Good Sex Ed, Happier Teens: Why Talking About Real Sex Helps Boost Self Esteem

A radical new approach to sex education admits that bodies are normal and healthy sex is fun. Welcome to the twenty-first century, folks.

This week's New York Times Magazine cover story, "Teaching Good Sex" profiles Al Vernacchio, a high school teacher in Philadelphia's Main Line with a radical approach to sex ed: He thinks it's cool for kids to know that sex is fun. 

The goals of Vernacchio's "Sexuality and Society" class (an elective for upperclassmen), along with the rest of the grass roots push for truly comprehensive sexual education, is to teach teenagers "nitty-gritty information about how to have not just healthy but pleasurable sex," as Amanda Marcotte puts it over on Slate's XXFactor Blog

Okay, simmer down, because it's a little more nuanced than that.

The rationale is: Sex IS fun -- and kids are already getting that message loud and clear from music, movies, and their own bodies, so sex educators lose their audience when they try to force a seemingly contradictory, dour "sex is deadly!" lesson plan on students. And, if kids don't feel like they're getting helpful information from sex ed class, they turn to porn. Porn is very clear about the sex-is-fun part -- from a guy's perspective, anyway. But it also reinforces unhelpful myths regarding female sexual pleasure and does a terrible job of educating kids about health, safety and respect. In contrast, Vernacchio's class offers a balanced take. “As much as I say, ‘This is how orgasms work, and they’re really cool,’ I say there’s a lot of work to being in a relationship and having sex," he told the Times.

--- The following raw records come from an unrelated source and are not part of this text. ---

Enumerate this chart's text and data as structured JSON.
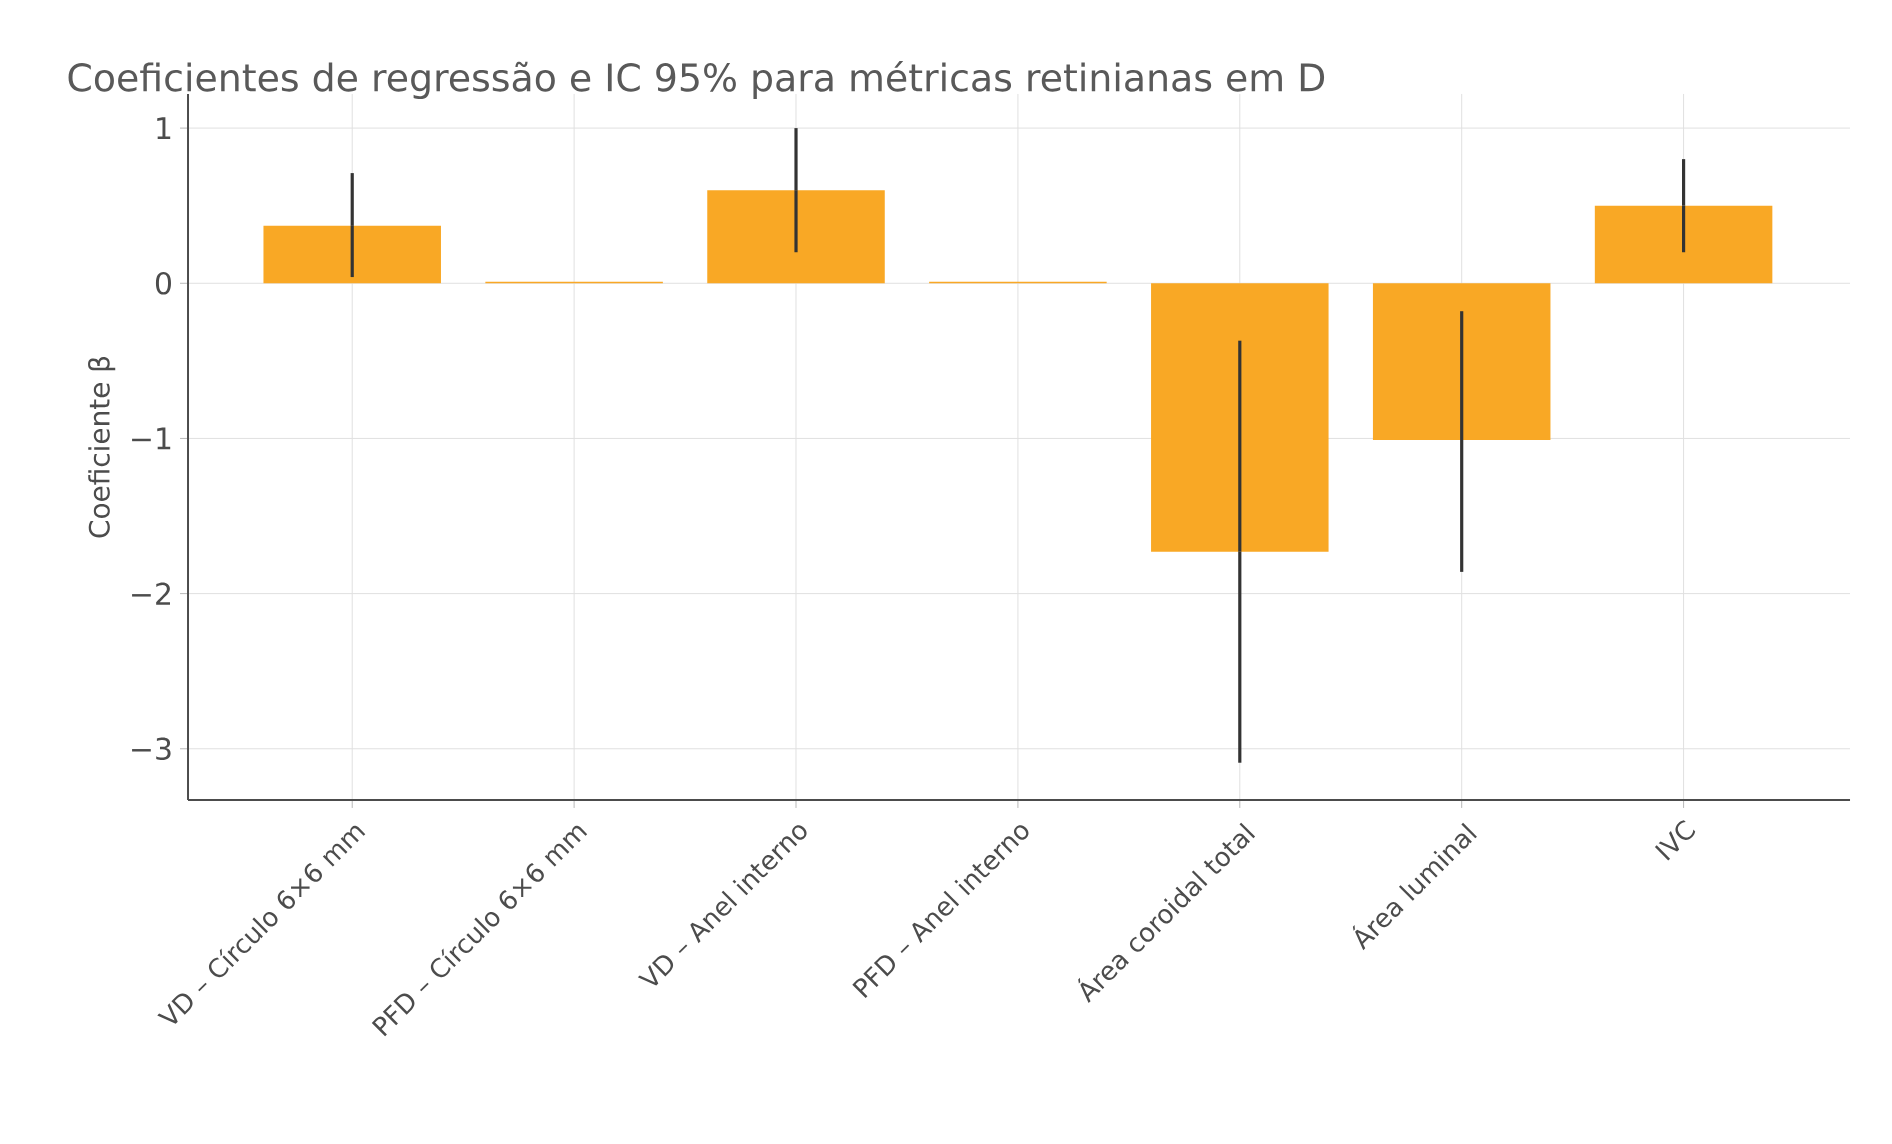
{
  "chart_data": {
    "type": "bar",
    "title": "Coeficientes de regressão e IC 95% para métricas retinianas em D",
    "ylabel": "Coeficiente β",
    "categories": [
      "VD – Círculo 6×6 mm",
      "PFD – Círculo 6×6 mm",
      "VD – Anel interno",
      "PFD – Anel interno",
      "Área coroidal total",
      "Área luminal",
      "IVC"
    ],
    "values": [
      0.37,
      0.01,
      0.6,
      0.01,
      -1.73,
      -1.01,
      0.5
    ],
    "errors": [
      [
        0.04,
        0.71
      ],
      null,
      [
        0.2,
        1.0
      ],
      null,
      [
        -3.09,
        -0.37
      ],
      [
        -1.86,
        -0.18
      ],
      [
        0.2,
        0.8
      ]
    ],
    "color": "#f9a825",
    "ylim": [
      -3.33,
      1.22
    ],
    "yticks": [
      {
        "value": -3,
        "label": "−3"
      },
      {
        "value": -2,
        "label": "−2"
      },
      {
        "value": -1,
        "label": "−1"
      },
      0,
      1
    ],
    "grid": true
  }
}
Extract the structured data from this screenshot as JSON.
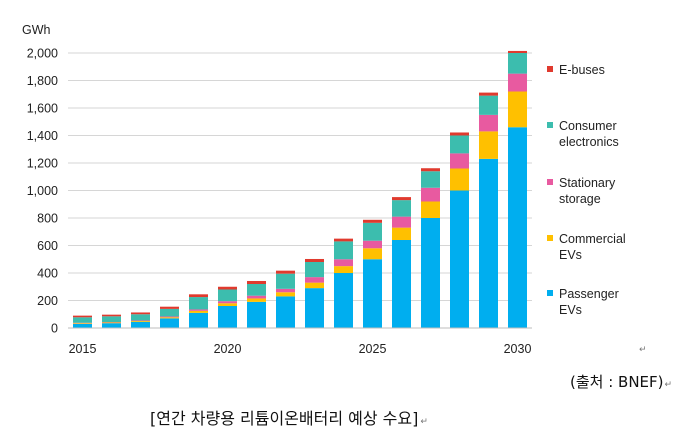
{
  "chart_data": {
    "type": "bar",
    "stacked": true,
    "unit": "GWh",
    "title": "",
    "xlabel": "",
    "ylabel": "GWh",
    "ylim": [
      0,
      2000
    ],
    "yticks": [
      "0",
      "200",
      "400",
      "600",
      "800",
      "1,000",
      "1,200",
      "1,400",
      "1,600",
      "1,800",
      "2,000"
    ],
    "ytick_values": [
      0,
      200,
      400,
      600,
      800,
      1000,
      1200,
      1400,
      1600,
      1800,
      2000
    ],
    "categories": [
      "2015",
      "2016",
      "2017",
      "2018",
      "2019",
      "2020",
      "2021",
      "2022",
      "2023",
      "2024",
      "2025",
      "2026",
      "2027",
      "2028",
      "2029",
      "2030"
    ],
    "xtick_labels": [
      "2015",
      "2020",
      "2025",
      "2030"
    ],
    "grid": "horizontal",
    "legend_position": "right",
    "series": [
      {
        "name": "Passenger\nEVs",
        "color": "#00AEEF",
        "values": [
          30,
          35,
          45,
          70,
          110,
          160,
          190,
          230,
          290,
          400,
          500,
          640,
          800,
          1000,
          1230,
          1460
        ]
      },
      {
        "name": "Commercial\nEVs",
        "color": "#FFC000",
        "values": [
          5,
          5,
          6,
          8,
          15,
          20,
          25,
          30,
          40,
          50,
          80,
          90,
          120,
          160,
          200,
          260
        ]
      },
      {
        "name": "Stationary\nstorage",
        "color": "#E85AA0",
        "values": [
          3,
          3,
          4,
          6,
          10,
          15,
          20,
          25,
          40,
          50,
          55,
          80,
          100,
          110,
          120,
          130
        ]
      },
      {
        "name": "Consumer\nelectronics",
        "color": "#3CBDAE",
        "values": [
          40,
          42,
          45,
          55,
          90,
          85,
          85,
          110,
          110,
          130,
          130,
          120,
          120,
          130,
          140,
          150
        ]
      },
      {
        "name": "E-buses",
        "color": "#E03A2E",
        "values": [
          12,
          12,
          13,
          16,
          20,
          20,
          22,
          22,
          22,
          20,
          22,
          22,
          22,
          22,
          22,
          15
        ]
      }
    ]
  },
  "page": {
    "source_note": "(출처 : BNEF)",
    "caption": "[연간 차량용 리튬이온배터리 예상 수요]",
    "para_mark": "↵"
  }
}
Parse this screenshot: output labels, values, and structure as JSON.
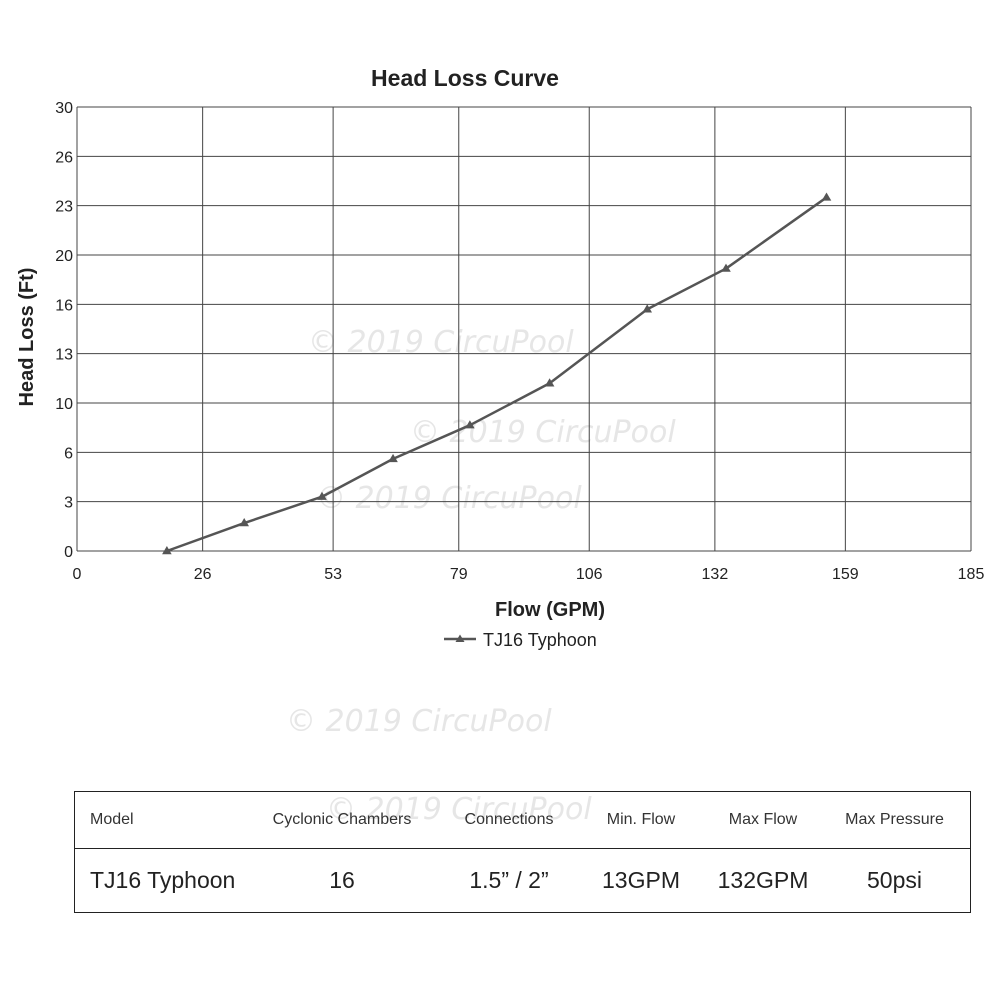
{
  "chart_data": {
    "type": "line",
    "title": "Head Loss Curve",
    "xlabel": "Flow (GPM)",
    "ylabel": "Head Loss (Ft)",
    "xlim": [
      0,
      185
    ],
    "ylim": [
      0,
      30
    ],
    "x_ticks": [
      0,
      26,
      53,
      79,
      106,
      132,
      159,
      185
    ],
    "y_ticks": [
      0,
      3,
      6,
      10,
      13,
      16,
      20,
      23,
      26,
      30
    ],
    "grid": true,
    "legend_position": "bottom",
    "series": [
      {
        "name": "TJ16 Typhoon",
        "color": "#555555",
        "marker": "triangle",
        "x": [
          18.6,
          34.6,
          50.7,
          65.4,
          81.3,
          97.8,
          118,
          134.3,
          155.1
        ],
        "y": [
          0,
          1.7,
          3.3,
          5.6,
          8.2,
          11.2,
          15.7,
          18.9,
          23.5
        ]
      }
    ]
  },
  "watermarks": [
    "© 2019 CircuPool",
    "© 2019 CircuPool",
    "© 2019 CircuPool",
    "© 2019 CircuPool",
    "© 2019 CircuPool"
  ],
  "specs": {
    "headers": [
      "Model",
      "Cyclonic Chambers",
      "Connections",
      "Min. Flow",
      "Max Flow",
      "Max Pressure"
    ],
    "row": [
      "TJ16 Typhoon",
      "16",
      "1.5” / 2”",
      "13GPM",
      "132GPM",
      "50psi"
    ]
  }
}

Research shows that a comprehensive sex ed model works; contraceptive use goes up and pregnancy rates go down. But the approach also helps kids navigate over some of the biggest body image hurdles faced during the teenage years. Getting information about sex from porn isn't just going to teach you some crazy things about sex. It's also going to teach you some crazy and unrealistic things about what the female body should look like, which is going to make it more difficult to like what you see in the mirror whether your clothes are on or off.

Plus, when girls only see women enjoying sex illicitly (as porn stars) and are otherwise told that sex is dangerous, forbidden and shameful, it's easy for them to think their own sexual desires are shameful. And since your sexual desires are rooted in your body, that brings us right back to feeling bad about your body. 

Like we don't give teenage girls enough reasons to do that. 

In addition to normalizing the idea that sex is fun, Vernacchio shows his students dozens of photographs of real penises and vulvas "so they'll be less freaked out by their own and, one day, their partner's" -- especially when real life genitalia fails to match up to the porn version. He also talks about how body image issues and other self-esteem woes can make it more difficult to speak up for yourself in a relationship. 

Exposing kids to this version of sex teaches them that it's fun, yes, but also that it's real, messy and confusing. More importantly, they learn that their bodies are normal and healthy -- and worthy of love and respect. And that's a lesson you're never too young to learn.